Einfach ist anders, ganz klar.


Es gibt aber Momente im Leben, da fällt das Loslassen (Sei es Gewicht, emotionaler Belast, schlechte Gewohnheiten etc. ) von Natur aus leichter. Denken wir doch mal an das Jahresende... ein Jahr geht zu Ende und wir haben das Bedürfnis, uns von Dingen, Situationen zu trennen und fokussieren uns auf etwas neues.

Wir müssen aber nicht warten bis zum 31. Dezember. Monat für Monat schenkt uns der Mond Kraft zum Loslassen. Hast du nicht auch schon bemerkt, dass du bei abnehmendem Mond weniger schnell zunimmst oder dass du müder bist? Sensibler und emotional geladen? Spürst du eine Leere? Die Zeit vor und bis zu Neumond können wir nutzen, um alles, was nicht mehr passt, loszulassen. Energetisch gesehen fällt es uns in dieser Zeit leichter, uns von Menschen, Dingen, Emotionen, Gewohnheiten, die uns nicht mehr gut tun, zu trennen.

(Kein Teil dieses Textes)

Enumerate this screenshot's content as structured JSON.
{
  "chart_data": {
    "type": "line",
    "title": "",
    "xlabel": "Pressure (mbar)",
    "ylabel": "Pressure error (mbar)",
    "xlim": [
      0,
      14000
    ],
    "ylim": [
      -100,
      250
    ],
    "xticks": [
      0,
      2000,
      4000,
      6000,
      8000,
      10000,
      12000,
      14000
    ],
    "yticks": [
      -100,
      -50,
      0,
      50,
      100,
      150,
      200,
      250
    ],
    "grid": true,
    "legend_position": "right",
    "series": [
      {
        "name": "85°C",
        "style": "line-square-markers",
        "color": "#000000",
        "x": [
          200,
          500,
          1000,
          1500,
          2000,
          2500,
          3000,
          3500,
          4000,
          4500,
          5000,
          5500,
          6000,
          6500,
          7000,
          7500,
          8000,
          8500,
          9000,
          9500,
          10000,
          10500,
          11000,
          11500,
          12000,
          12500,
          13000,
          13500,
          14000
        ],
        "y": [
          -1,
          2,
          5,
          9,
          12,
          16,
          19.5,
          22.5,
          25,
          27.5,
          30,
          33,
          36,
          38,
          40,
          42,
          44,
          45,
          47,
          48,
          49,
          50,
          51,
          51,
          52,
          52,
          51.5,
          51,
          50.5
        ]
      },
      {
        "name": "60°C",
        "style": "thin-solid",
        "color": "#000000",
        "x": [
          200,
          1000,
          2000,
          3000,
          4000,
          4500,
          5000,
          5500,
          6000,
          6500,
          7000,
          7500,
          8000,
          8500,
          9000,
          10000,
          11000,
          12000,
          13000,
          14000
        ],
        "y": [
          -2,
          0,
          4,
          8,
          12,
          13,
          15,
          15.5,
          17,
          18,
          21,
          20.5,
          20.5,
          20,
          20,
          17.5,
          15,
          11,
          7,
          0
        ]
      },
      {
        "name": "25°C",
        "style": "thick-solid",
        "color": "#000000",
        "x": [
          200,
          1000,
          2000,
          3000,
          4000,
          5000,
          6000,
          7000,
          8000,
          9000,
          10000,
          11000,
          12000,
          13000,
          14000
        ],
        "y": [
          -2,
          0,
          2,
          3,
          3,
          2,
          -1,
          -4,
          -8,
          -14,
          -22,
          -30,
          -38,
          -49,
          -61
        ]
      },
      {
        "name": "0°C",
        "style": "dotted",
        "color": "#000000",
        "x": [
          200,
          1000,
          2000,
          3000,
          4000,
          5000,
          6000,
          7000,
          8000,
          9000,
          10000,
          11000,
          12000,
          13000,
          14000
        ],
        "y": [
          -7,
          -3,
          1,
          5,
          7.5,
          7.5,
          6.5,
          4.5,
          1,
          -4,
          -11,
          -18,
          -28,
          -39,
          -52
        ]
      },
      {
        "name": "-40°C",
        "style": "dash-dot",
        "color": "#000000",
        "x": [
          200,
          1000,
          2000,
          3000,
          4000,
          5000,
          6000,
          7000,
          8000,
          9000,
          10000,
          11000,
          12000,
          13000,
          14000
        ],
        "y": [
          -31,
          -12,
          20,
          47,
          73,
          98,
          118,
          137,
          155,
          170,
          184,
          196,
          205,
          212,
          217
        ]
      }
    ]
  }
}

Auch der Monatszyklus der Frau schenkt uns diese Energie... deshalb zum Teil auch die Regelschmerzen. Nicht immer sind es auch körperliche Ursachen Grund für unsere körperliche Schmerzen.. manchmal sind es auch aufgestaute Emotionen, unverarbeiteter Schmerz, der noch Sitzt und der Körper gibt uns das Signal, dass Zeit ist loszulassen.


Versuchs doch mal: Schreib dir in dieser Zeit am besten auf, was gerade in dir hochkommt. Welche Gefühle zeigen sich? Wovon willst du dich endlich trennen? Wenn sich mir besondere Themen zeigen, notiere ich mir alles auf ein Blatt Papier, ich schreibe alles auf, alles! Und bin ich bereit alles loszulassen ? So habe ich mir ein Ritual eingeführt und verbrenne die Liste in der Nacht von Neumond. Für mich ist das Ritual ein Symbol für mein Loslassen. Vielleicht brauchst du kein Ritual. Oder hast du ein anderes Ritual für dich gefunden? Oder was hilft dir allgemein beim Loslassen?